In terms of research and development, the focus in 2015 was on reducing the Senfine’s sensitivity to impacts. Given its very low running amplitude (16 degrees) and the fact that it is suspended, with no physical contact, the operation of the regulator was significantly affected by the slightest impact.
This work began with an empirical characterization of all the impact factors. Very often, the theory predicted that the system would withstand impacts, which was confirmed by simulations, but in practice, this was not the case. There is a world of difference between virtual or simulated wearing and real-life wearing.
By characterizing each impact and stoppage factor, the engineers found solutions which involved damping and discharging the impact for each stoppage factor. To further reinforce this victory, the watchmakers decided to supply the movement with a frequency of 16 Hertz, or 115,200 vibrations per hour. The effect of this spectacular frequency is to reduce the effect of the impacts on the regulator and guarantee stable operation.
2015 was also dedicated to the escapement adjustment procedure. In a classic movement, adjustment is a formality, as it is a completely separate and independent structure. In the Senfine, the escapement is in constant contact with the pallet fork, which is integral with the oscillator in a monolithic structure. To adjust the escapement, a device had to be invented to bring together the calibration functions for all the regulator components in a single part. This development is now complete, and in production.
The focus for 2016 will be on thermal considerations. This will involve ensuring the Senfine’s compliance with the COSC standard, which stipulates constant isochronism for any temperature inside the movement between 8 and 38 degrees. Silicon reacts to temperature variations in a complex way. A theoretical solution has already been validated and will soon be applied.
The production process and tools for the Senfine project will also be defined in 2016. In addition to the Senfine system itself, the watchmaker/constructors are in the process of creating the entire product environment. The adjustment devices need to be invented, and the measuring tools do not yet exist.

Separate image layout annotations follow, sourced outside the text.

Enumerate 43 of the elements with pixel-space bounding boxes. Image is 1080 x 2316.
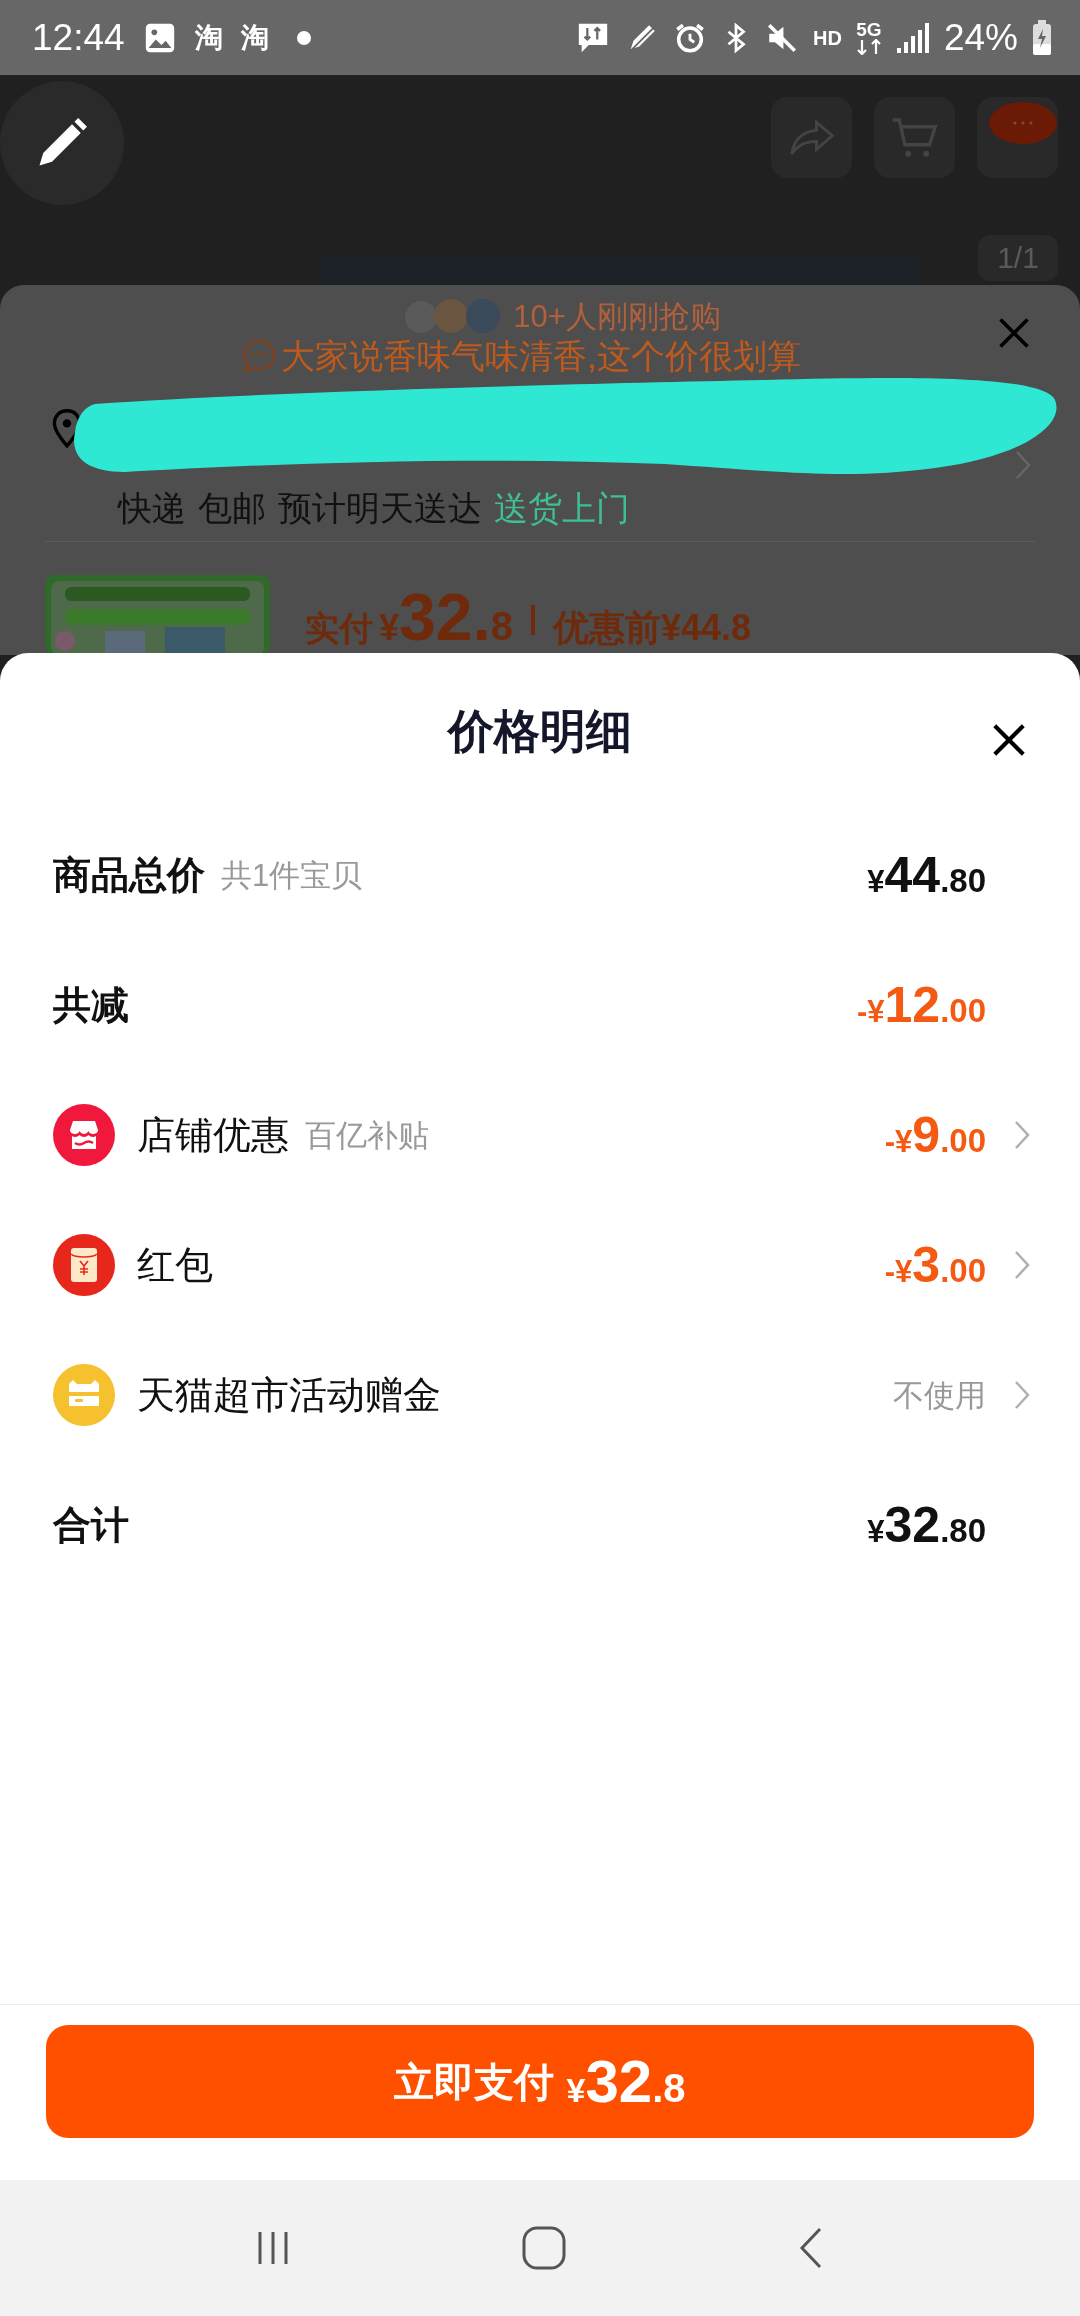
- paid-price: ¥32.8: [379, 584, 514, 650]
- chevron-right-icon: [1014, 1380, 1030, 1410]
- price-row[interactable]: 天猫超市活动赠金 不使用: [0, 1330, 1080, 1460]
- option-value: 不使用: [893, 1379, 986, 1411]
- hd-label: HD: [813, 27, 842, 48]
- price-amount: ¥32.80: [867, 1500, 986, 1550]
- notification-glyph: 淘: [194, 23, 223, 52]
- price-amount: -¥12.00: [856, 980, 986, 1030]
- chevron-right-icon: [1015, 450, 1031, 481]
- price-row[interactable]: 红包 -¥3.00: [0, 1200, 1080, 1330]
- buyers-note: 10+人刚刚抢购: [513, 300, 721, 332]
- chevron-right-icon: [1014, 1250, 1030, 1280]
- battery-icon: [1032, 19, 1052, 56]
- delivery-text: 快递: [118, 490, 186, 525]
- original-price: 优惠前¥44.8: [553, 606, 752, 650]
- row-label: 商品总价: [53, 856, 205, 894]
- delivery-text: 预计明天送达: [278, 490, 482, 525]
- data-arrows-icon: [855, 39, 882, 55]
- delivery-service: 送货上门: [494, 490, 630, 525]
- battery-percent: 24%: [943, 19, 1018, 56]
- row-label: 共减: [53, 986, 129, 1024]
- paid-label: 实付: [305, 608, 373, 649]
- dot-icon: [296, 30, 311, 45]
- row-label: 店铺优惠: [137, 1116, 289, 1154]
- sheet-title: 价格明细: [448, 704, 632, 759]
- row-label: 天猫超市活动赠金: [137, 1376, 441, 1414]
- signal-icon: [895, 21, 930, 54]
- row-label: 合计: [53, 1506, 129, 1544]
- row-note: 百亿补贴: [305, 1119, 429, 1151]
- price-amount: -¥9.00: [884, 1110, 986, 1160]
- review-text: 大家说香味气味清香,这个价很划算: [281, 338, 801, 373]
- chevron-right-icon: [1014, 1120, 1030, 1150]
- row-note: 共1件宝贝: [221, 859, 363, 891]
- notification-glyph: 淘: [240, 23, 269, 52]
- price-row[interactable]: 店铺优惠 百亿补贴 -¥9.00: [0, 1070, 1080, 1200]
- price-amount: ¥44.80: [867, 850, 986, 900]
- clock-time: 12:44: [32, 19, 125, 56]
- network-label: 5G: [856, 20, 882, 39]
- row-label: 红包: [137, 1246, 213, 1284]
- more-badge-icon: [988, 101, 1058, 145]
- home-icon[interactable]: [521, 2225, 567, 2271]
- delivery-text: 包邮: [198, 490, 266, 525]
- price-amount: -¥3.00: [884, 1240, 986, 1290]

For example, how will the Senfine’s operation be evaluated, given that it does not tick? This is a whole new avenue to be explored. However, the challenge is perfectly in keeping with the thrill of the adventure and, in particular, the revolution to come. Once these issues are resolved, and once the external parameters have been defined, the Parmigiani manufacture will define the Senfineís power reserve and its potential. It will be counted in months, and will transform the face of mechanical watchmaking forever.
The Parmigiani watchmaking center looks forward to seeing you in a year’s time for another update on this great adventure.